The lightness and wit of Bebe Miller’s Aerodigm came as welcome relief, set to a bizarre spoken-word work by Giovanni Sollima and music by Jurgen Knieper and Laurie Anderson, before the exuberance of Donald McKayle and Ron K. Brown’s Children of the Passage.
But does ADF truly need a full week–and two uneven programs–by Pilobolus? That’s one of the lingering questions after their visit here last week. In both Davenen and The Four Humours, one repeatedly sensed choreographers trying to lay hands on weighty material but settling far too often for cheap laughs and slapstick. Ben’s Admonition was an interesting experiment in off-ground choreography, but it still seemed truncated, more a sketch than a finished piece. While it was refreshing to revisit last year’s Symbiosis, a psychodrama pas de deux for Otis Cook and Renee Jaworski, the underfunded exuberance of their Olympic commission, The Brass Ring, didn’t earn any medals.
The refinement and rich imagination in 1975’s Untitled–popularly known as the “Tall Women” piece–could easily fuel a Freudian or Jungian field day with its speculations on animus and anima, or the structures of masculinity and femininity. Its achievements also underline the shortcomings of most of Pilobolus’ newer work. In all, we clearly saw a night of significant work, stretched out over two evenings in shows repeatedly diluted with filler. Next year, one good night would suffice.

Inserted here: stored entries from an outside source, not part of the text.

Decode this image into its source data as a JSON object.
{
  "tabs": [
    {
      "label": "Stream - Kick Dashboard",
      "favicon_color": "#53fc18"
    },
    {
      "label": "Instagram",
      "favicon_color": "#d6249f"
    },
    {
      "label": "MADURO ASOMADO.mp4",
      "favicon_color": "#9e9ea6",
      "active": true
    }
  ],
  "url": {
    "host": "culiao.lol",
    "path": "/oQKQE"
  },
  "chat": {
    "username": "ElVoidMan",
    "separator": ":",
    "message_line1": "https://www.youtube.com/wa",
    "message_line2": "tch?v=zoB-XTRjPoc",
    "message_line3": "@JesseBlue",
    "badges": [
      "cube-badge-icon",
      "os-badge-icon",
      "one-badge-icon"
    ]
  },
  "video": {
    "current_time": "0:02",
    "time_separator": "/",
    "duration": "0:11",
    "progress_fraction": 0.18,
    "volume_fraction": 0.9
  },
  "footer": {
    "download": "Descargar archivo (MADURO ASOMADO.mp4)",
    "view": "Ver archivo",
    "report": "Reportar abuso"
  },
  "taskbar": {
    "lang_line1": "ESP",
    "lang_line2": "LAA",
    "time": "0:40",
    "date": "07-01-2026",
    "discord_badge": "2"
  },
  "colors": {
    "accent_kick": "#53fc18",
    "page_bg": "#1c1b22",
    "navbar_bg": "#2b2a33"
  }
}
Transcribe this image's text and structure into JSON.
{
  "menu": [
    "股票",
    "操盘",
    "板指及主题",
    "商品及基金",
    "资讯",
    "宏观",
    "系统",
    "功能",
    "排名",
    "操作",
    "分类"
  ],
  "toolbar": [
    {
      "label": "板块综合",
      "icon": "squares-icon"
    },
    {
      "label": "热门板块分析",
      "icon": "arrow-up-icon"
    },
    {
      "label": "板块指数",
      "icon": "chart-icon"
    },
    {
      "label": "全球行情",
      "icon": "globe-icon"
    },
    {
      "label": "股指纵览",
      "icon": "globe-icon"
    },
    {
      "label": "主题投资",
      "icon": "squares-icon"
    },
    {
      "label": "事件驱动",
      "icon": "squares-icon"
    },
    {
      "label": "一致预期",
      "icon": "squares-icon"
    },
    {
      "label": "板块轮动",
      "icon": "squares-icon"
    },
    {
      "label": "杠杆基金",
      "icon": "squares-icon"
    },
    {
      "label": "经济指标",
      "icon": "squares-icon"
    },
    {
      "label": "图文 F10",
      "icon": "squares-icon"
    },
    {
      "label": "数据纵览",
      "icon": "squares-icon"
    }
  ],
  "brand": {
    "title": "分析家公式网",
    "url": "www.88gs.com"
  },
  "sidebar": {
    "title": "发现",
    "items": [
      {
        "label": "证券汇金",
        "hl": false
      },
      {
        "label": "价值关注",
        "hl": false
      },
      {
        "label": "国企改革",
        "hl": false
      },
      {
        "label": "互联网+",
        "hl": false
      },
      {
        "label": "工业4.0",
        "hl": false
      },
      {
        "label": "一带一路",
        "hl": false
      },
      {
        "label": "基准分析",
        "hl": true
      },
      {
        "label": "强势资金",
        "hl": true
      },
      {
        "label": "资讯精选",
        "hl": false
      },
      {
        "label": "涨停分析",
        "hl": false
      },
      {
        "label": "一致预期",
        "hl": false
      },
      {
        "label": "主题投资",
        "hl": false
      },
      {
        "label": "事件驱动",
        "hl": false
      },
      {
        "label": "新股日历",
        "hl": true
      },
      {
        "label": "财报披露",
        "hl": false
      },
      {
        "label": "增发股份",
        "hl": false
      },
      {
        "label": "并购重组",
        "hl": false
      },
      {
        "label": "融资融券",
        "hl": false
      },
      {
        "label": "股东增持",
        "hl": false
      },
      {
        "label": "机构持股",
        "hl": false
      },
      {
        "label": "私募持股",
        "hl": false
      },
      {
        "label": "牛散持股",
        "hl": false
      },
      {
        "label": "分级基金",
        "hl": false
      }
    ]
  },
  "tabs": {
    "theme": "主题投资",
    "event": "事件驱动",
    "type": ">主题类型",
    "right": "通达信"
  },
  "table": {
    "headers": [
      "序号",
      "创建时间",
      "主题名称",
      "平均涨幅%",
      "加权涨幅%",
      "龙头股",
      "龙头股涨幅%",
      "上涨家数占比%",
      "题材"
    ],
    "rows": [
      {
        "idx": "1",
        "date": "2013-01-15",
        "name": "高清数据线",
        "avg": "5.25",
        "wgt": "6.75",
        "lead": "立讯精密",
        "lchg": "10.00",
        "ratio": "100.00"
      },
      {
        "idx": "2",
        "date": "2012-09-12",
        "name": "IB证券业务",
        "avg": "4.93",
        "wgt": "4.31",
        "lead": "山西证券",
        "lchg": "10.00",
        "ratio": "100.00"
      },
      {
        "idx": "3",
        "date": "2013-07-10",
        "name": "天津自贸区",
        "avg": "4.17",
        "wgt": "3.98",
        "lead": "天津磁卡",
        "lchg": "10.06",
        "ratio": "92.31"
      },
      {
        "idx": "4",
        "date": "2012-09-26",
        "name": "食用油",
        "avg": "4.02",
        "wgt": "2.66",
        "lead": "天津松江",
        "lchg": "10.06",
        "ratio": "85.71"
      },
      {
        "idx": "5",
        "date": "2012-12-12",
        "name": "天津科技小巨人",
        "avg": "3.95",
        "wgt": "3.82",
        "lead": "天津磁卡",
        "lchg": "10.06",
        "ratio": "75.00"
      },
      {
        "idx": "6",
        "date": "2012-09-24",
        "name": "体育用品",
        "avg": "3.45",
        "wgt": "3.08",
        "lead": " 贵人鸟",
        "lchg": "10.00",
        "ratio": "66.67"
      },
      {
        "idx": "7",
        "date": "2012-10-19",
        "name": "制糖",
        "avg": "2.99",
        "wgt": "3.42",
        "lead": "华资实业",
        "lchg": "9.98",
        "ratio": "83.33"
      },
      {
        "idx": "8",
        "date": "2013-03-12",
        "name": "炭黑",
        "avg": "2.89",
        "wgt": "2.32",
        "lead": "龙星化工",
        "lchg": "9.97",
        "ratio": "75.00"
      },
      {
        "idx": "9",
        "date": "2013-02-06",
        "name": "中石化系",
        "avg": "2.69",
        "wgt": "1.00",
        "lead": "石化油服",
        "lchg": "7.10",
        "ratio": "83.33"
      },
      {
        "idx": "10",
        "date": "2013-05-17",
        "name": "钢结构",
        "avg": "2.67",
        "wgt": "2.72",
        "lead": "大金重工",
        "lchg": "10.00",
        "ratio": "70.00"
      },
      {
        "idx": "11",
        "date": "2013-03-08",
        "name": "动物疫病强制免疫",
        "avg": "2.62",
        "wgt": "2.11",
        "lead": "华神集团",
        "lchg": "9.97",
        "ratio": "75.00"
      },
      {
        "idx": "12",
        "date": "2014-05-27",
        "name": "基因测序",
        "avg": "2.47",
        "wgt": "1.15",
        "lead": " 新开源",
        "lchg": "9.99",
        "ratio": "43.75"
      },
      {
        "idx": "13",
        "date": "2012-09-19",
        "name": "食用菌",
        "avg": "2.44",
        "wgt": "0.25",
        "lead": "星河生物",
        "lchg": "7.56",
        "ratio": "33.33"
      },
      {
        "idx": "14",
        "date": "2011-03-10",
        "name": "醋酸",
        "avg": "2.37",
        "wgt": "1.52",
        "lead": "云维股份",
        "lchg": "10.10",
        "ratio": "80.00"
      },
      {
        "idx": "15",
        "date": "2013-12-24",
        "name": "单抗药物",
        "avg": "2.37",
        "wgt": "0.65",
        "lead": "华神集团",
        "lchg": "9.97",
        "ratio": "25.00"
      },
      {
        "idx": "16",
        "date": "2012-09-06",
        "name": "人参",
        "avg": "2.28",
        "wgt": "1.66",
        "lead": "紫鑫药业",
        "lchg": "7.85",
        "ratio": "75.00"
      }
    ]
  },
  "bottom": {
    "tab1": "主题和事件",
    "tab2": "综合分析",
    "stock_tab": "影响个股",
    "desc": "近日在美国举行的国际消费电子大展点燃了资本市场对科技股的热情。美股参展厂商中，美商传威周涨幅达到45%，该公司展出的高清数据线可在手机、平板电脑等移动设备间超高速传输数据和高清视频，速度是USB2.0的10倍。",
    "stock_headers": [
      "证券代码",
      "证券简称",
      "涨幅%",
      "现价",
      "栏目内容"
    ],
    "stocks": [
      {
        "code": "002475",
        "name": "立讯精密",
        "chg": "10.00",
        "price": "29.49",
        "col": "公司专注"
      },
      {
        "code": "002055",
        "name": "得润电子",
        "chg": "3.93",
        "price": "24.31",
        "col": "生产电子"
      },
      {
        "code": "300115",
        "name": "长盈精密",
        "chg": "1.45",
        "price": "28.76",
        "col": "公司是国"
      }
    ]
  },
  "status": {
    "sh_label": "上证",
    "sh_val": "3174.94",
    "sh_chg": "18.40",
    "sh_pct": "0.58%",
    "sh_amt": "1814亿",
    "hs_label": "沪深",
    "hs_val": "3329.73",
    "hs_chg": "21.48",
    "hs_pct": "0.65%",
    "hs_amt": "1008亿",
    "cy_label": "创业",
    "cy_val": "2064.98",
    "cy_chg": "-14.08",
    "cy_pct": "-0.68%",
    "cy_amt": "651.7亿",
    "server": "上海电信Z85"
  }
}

At the halfway point, Chinese choreographer Shen Wei’s Rite of Spring (Part I), which premiered in the ADF’s first week, remains this festival’s most memorable work. This defining moment in the year in dance took the lessons learned from both versions of Near the Terrace and significantly extends this young choreographer’s vision and our understanding of a modern classical music masterwork. Fazil Say’s 2001 recording of Stravinsky’s four-hand score–the original version of The Rite of Spring, which predated the orchestral arrangement by eight years–is itself a revelation, an astringent work that clears the palate and focuses the ear on the composer’s complex structures.
Chalk-like meridians divided Shen’s tasteful, slate-gray set into a grid of thin, elongated triangles, while his dancers sculpted silence, space and music with an impressive economy of expression. Shen effectively created moments out of greater bandwidth than he displayed in last year’s Near the Terrace. His reserved mid-work solo was far more organically connected to the rest of Rite in a way that a similar manifesto never achieved last year in Terrace.
As the music built toward a shattering climax, the dancers on stage stood all but stock still, a gambit that funds suspense all the more. Following that climax, the dancers slowly opened their eyes and looked at us, before retreating into the darkness of the as-yet-uncompleted finale. Sign me up for Part II, wherever it is this time next year.